The legacy of Skyrim is that it is a decade-old game that has not fallen off with time. It’s something that thousands of people still play every day. And that is without any online multiplayer or live-service components. The world is simply so compelling that people find themselves going back for years.

That longevity is something that Bethesda stumbled into.

“I feel like our games have two lives,” Starfield art director Matt Carofano said. “We create this game, and we put everything that we possibly can into it. When we hand it off to the players, they play it, but then they take it and make it their own. They tell their own stories, but then they make their own stories with our tools.”

But Howard acknowledged that this is now something that he thinks about when designing a game.

“I think we underestimate how long people are going to play,” said Howard. “You look at Skyrim — we sit here 10 years later, and it keeps having this life. It changes how you want to create something.”

That gives me pause. Bethesda did not end up with Skyrim by setting out to build an everlasting world. It designed a dynamic world with the expectations that it would fill out an average playtime of 20-to-50 hours. But now Howard says he wants to change how he creates things to cater to that longevity. What if it’s one of those things that you could lose by chasing it?

Stepping out into Starfield … twice

I have similar worries about Starfield’s “step out” moment. That’s the sequence in games like Skyrim or Fallout where players first step out into the open world.

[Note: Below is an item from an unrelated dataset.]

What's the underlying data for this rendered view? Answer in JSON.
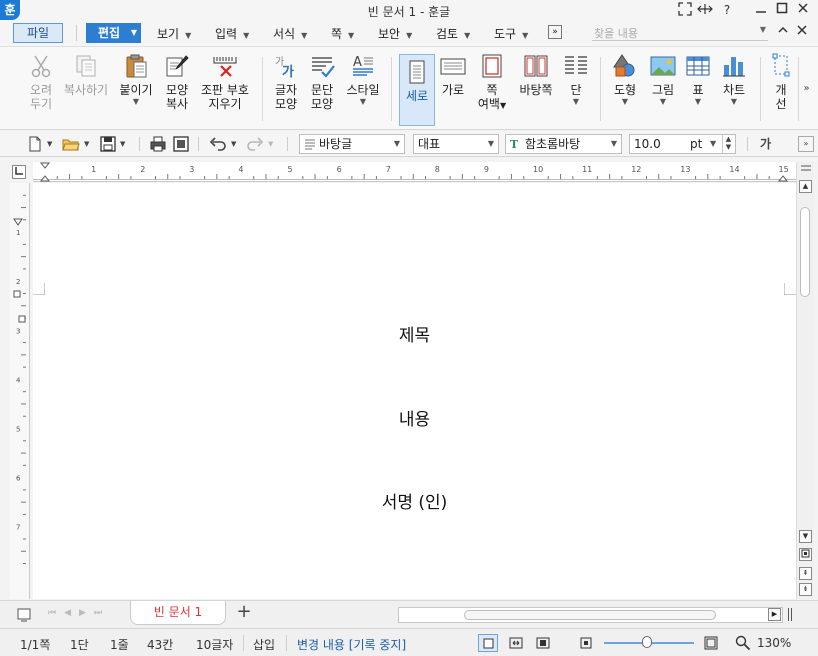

For Starfield, Howard says that the game has two of those. And while that probably looks like stepping out onto a planet and then flying out into space, I hope Bethesda doesn’t elongate its introduction in an effort to double that effect.

Of course, it’s easy for me to fixate on potentially imaginary concerns. This is mostly about my own anxieties. And the reality is that I believe that Bethesda Game Studios knows how to make a Bethesda game.

“Even though we want to make a game that is very big and very long and you can play for years, it’s all the paths you didn’t take that makes it special to you,” said Howard. “So when you finish a quest, you feel like you accomplished something.”

When I hear Howard say something like that, it restores my faith a little. He gets it, and I just hope he doesn’t lose sight of it trying to recapture the magic of Skyrim.